You should be able to analyze the finite math simulation and PIC code to see how it all works. The result is pretty much a match with the simulation.

Figure 12  State Space Design Load Response

This matches the finite math simulation quite well. A 100mV dip that gets back to the output voltage in 60uS.

Comparing results with root locus

For comparison, let’s look at the root locus results again.

Figure 13  Root Locus Design Load Response

Seems we are about 4X better on settling time. We also have a much smaller dip. Not only that, but the root locus design clocked at 250KHz, and the state space at 200KHz. Also, the root locus had a much smaller delay from measurement to PWM change. In the state space design, all the math was done before the PWM change. Yet it is still much better.

Let’s put them side by side:

Figure 14  Root Locus vs. State Space

Notice the time scales and voltage scales are different. The state space design is on top.

Figure 15  Kelly and Rinne Results

This scope shot came from the paper “Control of DC-DC Converters by Direct Pole Placement and Adaptive Feedforward Gain Adjustment,” by kelly and Rinne 2005.

Recovery is about 60-70uS. Dip around 80mV. Their design used a 25% to 70% load change, for a 1A max output, meaning 0.5A change. My design stepped from 200mA to A.

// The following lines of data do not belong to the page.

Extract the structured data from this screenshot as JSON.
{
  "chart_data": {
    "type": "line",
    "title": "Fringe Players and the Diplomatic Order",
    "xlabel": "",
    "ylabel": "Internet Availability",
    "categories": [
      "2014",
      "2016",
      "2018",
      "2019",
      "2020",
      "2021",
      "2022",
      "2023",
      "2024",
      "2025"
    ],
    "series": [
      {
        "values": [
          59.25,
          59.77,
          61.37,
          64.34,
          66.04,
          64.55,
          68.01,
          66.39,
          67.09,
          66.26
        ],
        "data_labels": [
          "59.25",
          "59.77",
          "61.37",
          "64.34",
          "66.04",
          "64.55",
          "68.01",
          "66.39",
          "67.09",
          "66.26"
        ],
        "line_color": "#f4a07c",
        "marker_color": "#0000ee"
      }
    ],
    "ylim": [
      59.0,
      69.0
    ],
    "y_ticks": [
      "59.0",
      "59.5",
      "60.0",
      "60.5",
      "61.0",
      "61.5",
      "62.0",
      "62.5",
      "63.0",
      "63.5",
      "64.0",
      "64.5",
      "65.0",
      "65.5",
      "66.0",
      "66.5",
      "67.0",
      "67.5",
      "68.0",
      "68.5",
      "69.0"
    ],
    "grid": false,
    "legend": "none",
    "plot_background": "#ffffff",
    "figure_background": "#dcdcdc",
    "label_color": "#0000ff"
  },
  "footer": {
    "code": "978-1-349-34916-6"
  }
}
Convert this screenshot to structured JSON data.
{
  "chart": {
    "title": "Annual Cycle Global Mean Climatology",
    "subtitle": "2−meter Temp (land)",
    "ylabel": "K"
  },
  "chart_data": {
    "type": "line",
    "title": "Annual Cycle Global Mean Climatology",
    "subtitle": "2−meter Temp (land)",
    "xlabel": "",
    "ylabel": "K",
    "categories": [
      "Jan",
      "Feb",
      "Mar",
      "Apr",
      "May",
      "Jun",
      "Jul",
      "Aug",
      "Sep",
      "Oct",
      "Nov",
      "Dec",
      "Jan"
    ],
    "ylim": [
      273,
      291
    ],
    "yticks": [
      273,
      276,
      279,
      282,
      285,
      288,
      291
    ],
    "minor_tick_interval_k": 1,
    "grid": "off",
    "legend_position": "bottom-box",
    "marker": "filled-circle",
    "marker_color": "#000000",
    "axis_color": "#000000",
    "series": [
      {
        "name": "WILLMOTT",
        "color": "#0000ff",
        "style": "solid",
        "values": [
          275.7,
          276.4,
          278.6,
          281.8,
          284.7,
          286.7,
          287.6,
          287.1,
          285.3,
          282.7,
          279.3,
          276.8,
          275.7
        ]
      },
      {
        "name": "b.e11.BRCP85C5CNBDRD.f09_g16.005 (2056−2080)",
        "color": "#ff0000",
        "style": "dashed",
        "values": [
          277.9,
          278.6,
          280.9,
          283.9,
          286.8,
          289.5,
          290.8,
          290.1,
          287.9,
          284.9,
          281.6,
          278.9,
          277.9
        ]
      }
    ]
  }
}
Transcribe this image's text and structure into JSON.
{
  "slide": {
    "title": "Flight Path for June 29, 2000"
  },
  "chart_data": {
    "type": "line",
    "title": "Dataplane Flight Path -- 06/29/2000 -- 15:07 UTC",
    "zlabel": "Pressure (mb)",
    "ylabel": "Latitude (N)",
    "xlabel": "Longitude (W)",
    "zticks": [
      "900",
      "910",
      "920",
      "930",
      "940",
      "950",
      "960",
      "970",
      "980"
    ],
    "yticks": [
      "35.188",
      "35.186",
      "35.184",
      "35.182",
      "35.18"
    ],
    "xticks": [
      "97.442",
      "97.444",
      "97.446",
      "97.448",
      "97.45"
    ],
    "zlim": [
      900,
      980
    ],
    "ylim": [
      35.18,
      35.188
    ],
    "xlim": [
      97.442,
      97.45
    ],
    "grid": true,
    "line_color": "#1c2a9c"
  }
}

The design in the paper did not use an integrator, but instead used feed forward. There is basically a control loop that runs slower than the PWM loop and adjusts the gain of the feed forward. I would guess that this is what prevents the overshoot in my design, but it also accounts for the 20mV drop in the output. The gain loop can’t react fast enough to correct the load change in the scope shot.

This gives a point of reference for the performance achieved by the design presented..

Wrap up

So what’s the bottom line here? Basically, moving poles gives a better response than adding poles and zeros. If your an analog designer, you have change your mind set from adding to shifting. However, all your skills about choosing where you want the poles to be applies, as long as you can transfer those skills from the s-domain to the z-domain.